Научная лаборатория «Театр. Пространство. Культура» и журнал «Театр.» провели в РГГУ совместное заседание «(В)место театра: великая реконструкция Большого», на котором обсудили церемонию торжественного открытия ГБТ после реконструкции.
«Театр.» публикует некоторые фрагменты этого длинного обсуждения.
Юлия Лидерман,
доцент кафедры истории и теории культуры РГГУ,
руководитель научной лаборатории «Театр. Пространство. Культура», создатель сайта www.theatrummundi.org
Внутри гала-концерта было несколько «метафор» театрального здания, на которых интересно остановиться. Многие из этих метафор и сюжетов концерта можно, как мне кажется, объяснить принципами постдраматического театра, выделенными Х.-Т. Леманном.
Во-первых, Большой театр был представлен как архитектурное сооружение. Во время концерта демонстрировался видеоклип смены фасадов. Штриховка карандаша заполняет фасад, и мы видим сначала один архитектурный эскиз, потом второй, потом третий, четвёртый и пятый.

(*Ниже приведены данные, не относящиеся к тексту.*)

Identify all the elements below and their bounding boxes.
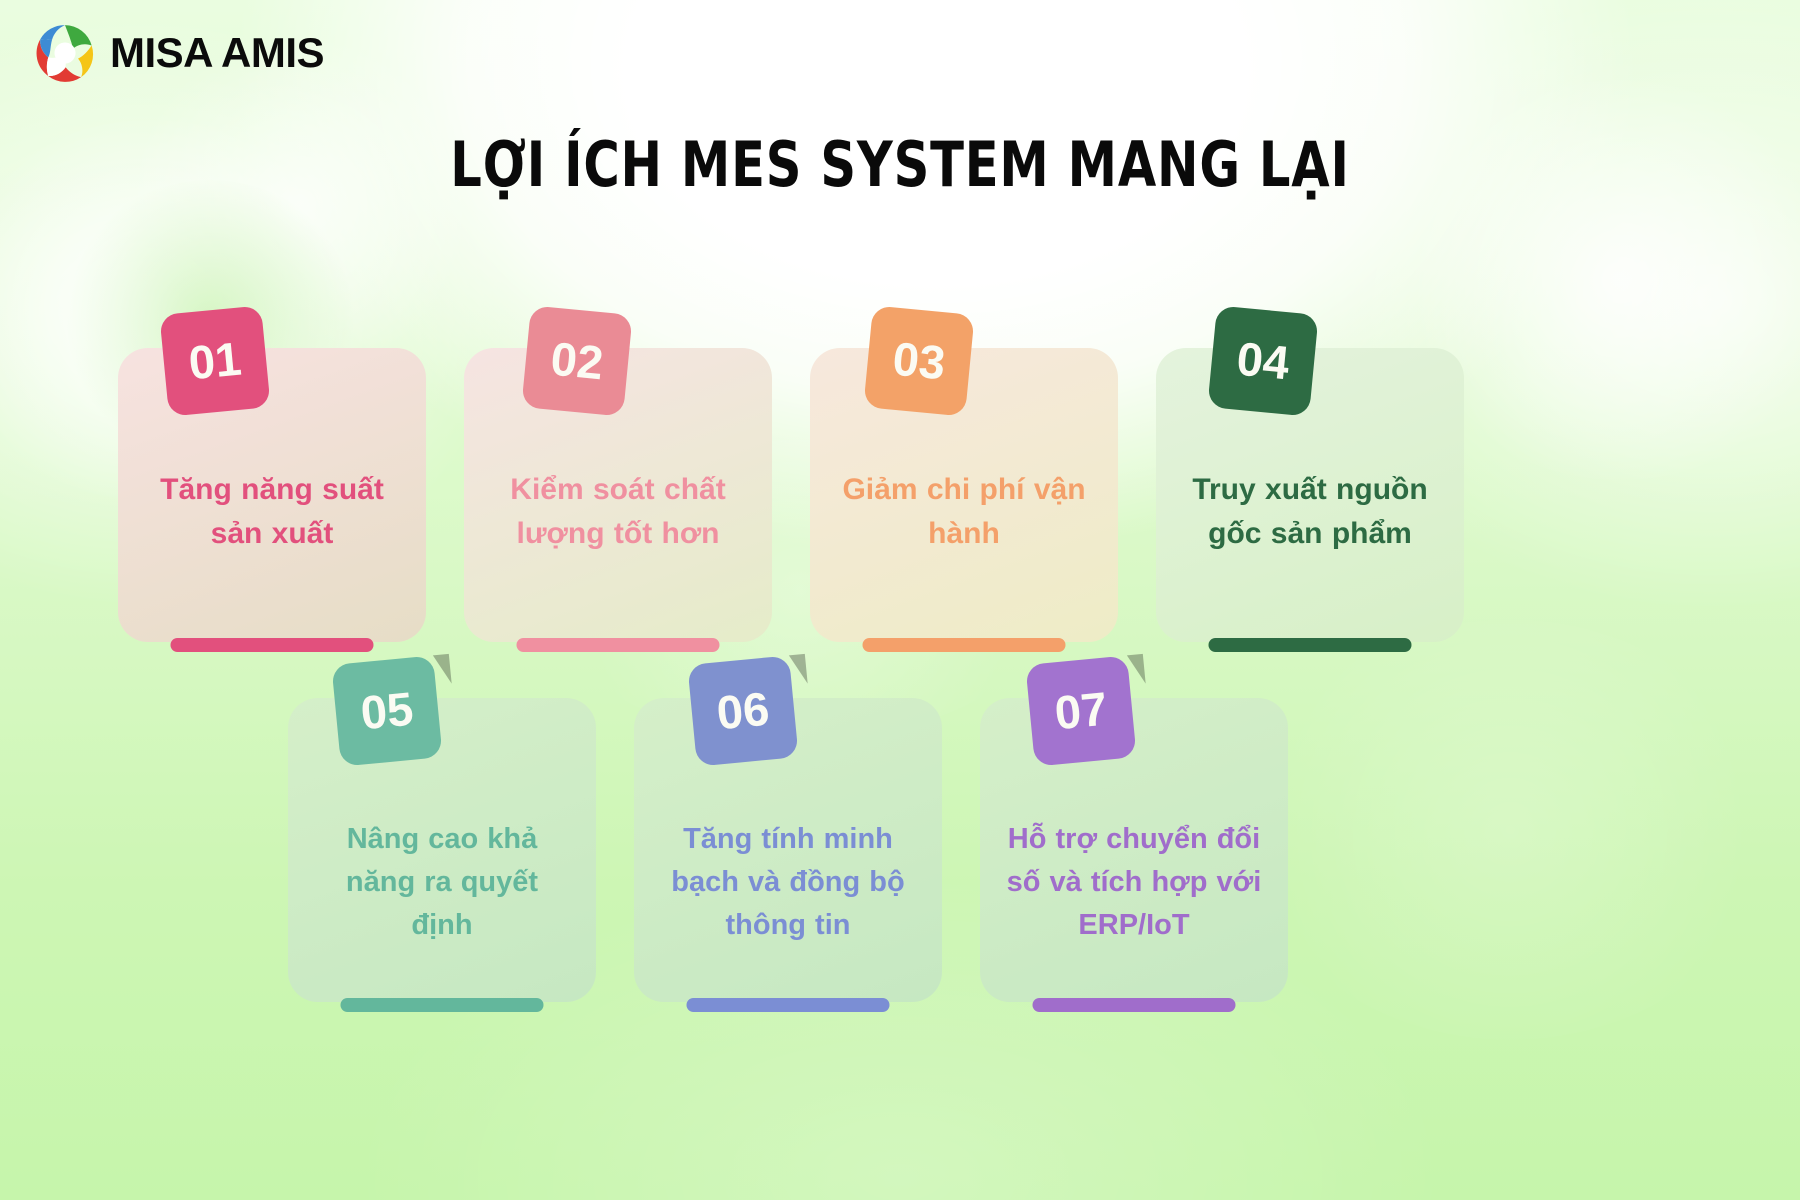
folded-corner-icon	[1127, 654, 1146, 685]
benefit-card-05[interactable]: 05Nâng cao khả năng ra quyết định	[288, 698, 596, 1002]
background-glow-6	[1250, 620, 1770, 1040]
benefit-card-underline-bar	[341, 998, 544, 1012]
brand-logo: MISA AMIS	[34, 22, 324, 84]
benefit-card-title: Nâng cao khả năng ra quyết định	[314, 818, 570, 947]
benefit-number-badge-05: 05	[331, 655, 442, 766]
benefit-card-title: Truy xuất nguồn gốc sản phẩm	[1182, 468, 1438, 557]
benefit-card-06[interactable]: 06Tăng tính minh bạch và đồng bộ thông t…	[634, 698, 942, 1002]
benefit-number-label: 03	[890, 330, 947, 390]
benefit-card-title: Hỗ trợ chuyển đổi số và tích hợp với ERP…	[1006, 818, 1262, 947]
benefit-card-row-top: 01Tăng năng suất sản xuất02Kiểm soát chấ…	[118, 348, 1464, 642]
benefit-card-row-bottom: 05Nâng cao khả năng ra quyết định06Tăng …	[288, 698, 1288, 1002]
benefit-card-underline-bar	[1209, 638, 1412, 652]
benefit-card-title: Giảm chi phí vận hành	[836, 468, 1092, 557]
benefit-number-badge-04: 04	[1207, 305, 1318, 416]
benefit-number-badge-01: 01	[159, 305, 270, 416]
benefit-card-underline-bar	[687, 998, 890, 1012]
benefit-number-label: 01	[186, 330, 243, 390]
benefit-card-title: Tăng tính minh bạch và đồng bộ thông tin	[660, 818, 916, 947]
misa-swirl-logo-icon	[34, 22, 96, 84]
benefit-card-title: Kiểm soát chất lượng tốt hơn	[490, 468, 746, 557]
benefit-card-02[interactable]: 02Kiểm soát chất lượng tốt hơn	[464, 348, 772, 642]
benefit-number-badge-06: 06	[687, 655, 798, 766]
benefit-number-label: 05	[358, 680, 415, 740]
benefit-number-badge-03: 03	[863, 305, 974, 416]
benefit-number-label: 06	[714, 680, 771, 740]
page-title: LỢI ÍCH MES SYSTEM MANG LẠI	[180, 134, 1620, 196]
benefit-card-title: Tăng năng suất sản xuất	[144, 468, 400, 557]
infographic-canvas: MISA AMIS LỢI ÍCH MES SYSTEM MANG LẠI 01…	[0, 0, 1800, 1200]
benefit-card-03[interactable]: 03Giảm chi phí vận hành	[810, 348, 1118, 642]
benefit-number-label: 02	[548, 330, 605, 390]
benefit-number-badge-07: 07	[1025, 655, 1136, 766]
benefit-number-label: 04	[1234, 330, 1291, 390]
benefit-card-underline-bar	[171, 638, 374, 652]
benefit-card-underline-bar	[517, 638, 720, 652]
benefit-number-badge-02: 02	[521, 305, 632, 416]
folded-corner-icon	[789, 654, 808, 685]
benefit-card-underline-bar	[863, 638, 1066, 652]
benefit-card-07[interactable]: 07Hỗ trợ chuyển đổi số và tích hợp với E…	[980, 698, 1288, 1002]
benefit-card-underline-bar	[1033, 998, 1236, 1012]
brand-wordmark: MISA AMIS	[110, 29, 324, 77]
benefit-number-label: 07	[1052, 680, 1109, 740]
benefit-card-01[interactable]: 01Tăng năng suất sản xuất	[118, 348, 426, 642]
folded-corner-icon	[433, 654, 452, 685]
benefit-card-04[interactable]: 04Truy xuất nguồn gốc sản phẩm	[1156, 348, 1464, 642]
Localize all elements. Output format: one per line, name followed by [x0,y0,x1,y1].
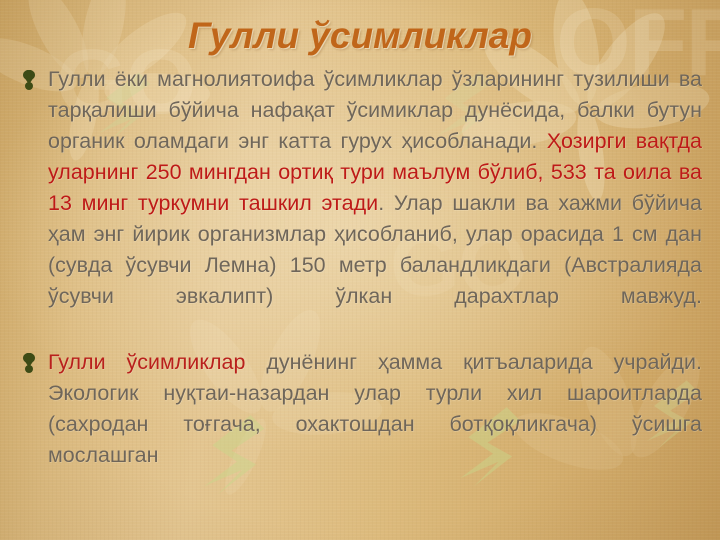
bullet-paragraph: Гулли ўсимликлар дунёнинг ҳамма қитъалар… [18,347,702,502]
diamond-bullet-icon [22,353,36,373]
slide-title: Гулли ўсимликлар [0,14,720,58]
bullet-paragraph: Гулли ёки магнолиятоифа ўсимликлар ўзлар… [18,64,702,343]
diamond-bullet-icon [22,70,36,90]
paragraph-run-highlight: Гулли ўсимликлар [48,350,245,374]
slide-body: Гулли ёки магнолиятоифа ўсимликлар ўзлар… [18,64,702,506]
presentation-slide: GO OFF GO Гулли ў [0,0,720,540]
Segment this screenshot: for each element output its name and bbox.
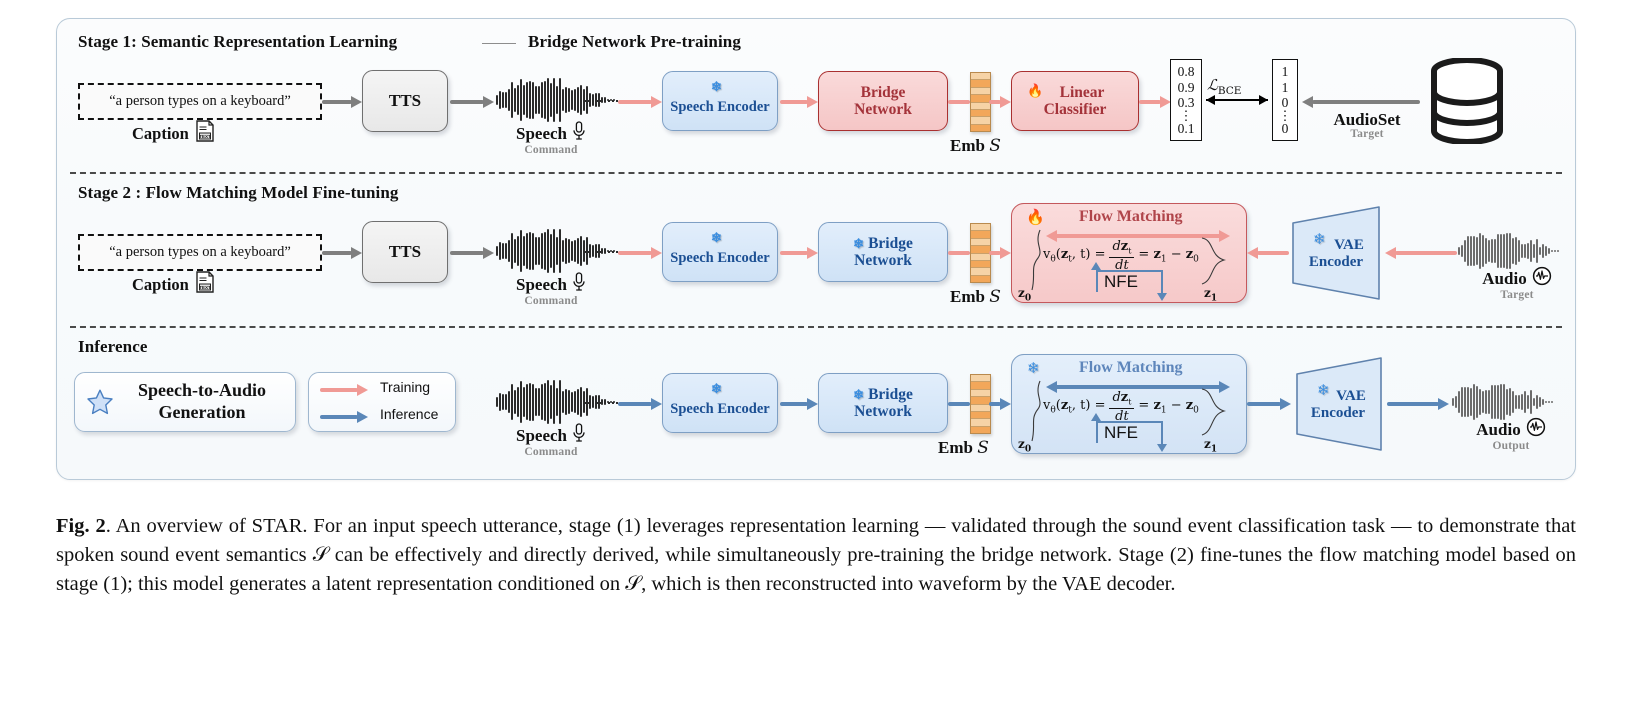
inference-bridge-network-box[interactable]: ❄Bridge Network bbox=[818, 373, 948, 433]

Во-вторых, здесь было представлено здание как место в городском ландшафте — его символическая выделенность, близость к центру. Внутри Москвы есть зона, на которую распространяет свое влияние и свой флёр Большой театр, в самом представлении это обрело несколько сценических, постановочных эффектов. Или постановочных сюжетов. Из «Золушки» вальс был поставлен так, что там танцуют деревья вокруг фонтана в сквере театра. И, конечно, видеопроекция о поклонниках Козловского и Лемешева, которые ждут своих кумиров: такая интермедия, где миманс разыгрывает сценку.
В-третьих, это дом театральной труппы. С одной стороны, все время говорится, что это большой коллектив, с другой — что он живет интимной, семейной жизнью. И, по-моему, только в рамках этой метафоры понятно, откуда возникает сентиментальный фильм почти в конце гала-концерта. Фильм, где ушедшие и ныне живущие звезды Большого театра произносят слова любви, страсти, страха перед этим пространством, этим домом, этой семьей.
И последнее — театр как памятник. Память, мемориал, memoria. Хотя здесь метафора сложнее: с одной стороны, памятник, с другой — полная реконструкция. Памятник в отличие от просто архитектурного сооружения хранит ключи к воспоминаниям.
Если читать гала-концерт как современную театральную постановку, то череда концертных номеров приобретает свойство текста, где акцентируются связи между эпизодами («сценический монтаж» или «серия» — так называет новую театральную форму Х.-Т. Леманн).
Присутствие в концерте несценических персонажей (строителей, капельдинерш) только подчеркивает эстетическую дистанцию по отношению к оперным и балетным конвенциям.
Свойство постдраматического театра по ту сторону (иллюзии, сцены, театра) объясняет решение режиссера о включении в концерт сцены закулисья и миманса о поклонниках звезд Большого.
Присутствие и виртуальных и реальных декораций в рамках одного представления можно объяснить таким признаком современного театра, как игра с пространством и плоскостью.
Также уже упоминаемые мной сюжеты о стройке и танец капельдинерш в соседстве с оперными и балетными номерами выявляют такое измерение современного театра, как телесность (одновременное присутствие эстетических и реальных тел).
Ну и, наконец, включение «спорных», небалетных и неоперных номеров сообщает представлению еще одно необходимое, по мнению Х.-Т. Леманна, измерение театрального представления, которое он называет эстетикой риска.
Марина Давыдова,
главный редактор журнала «Театр.»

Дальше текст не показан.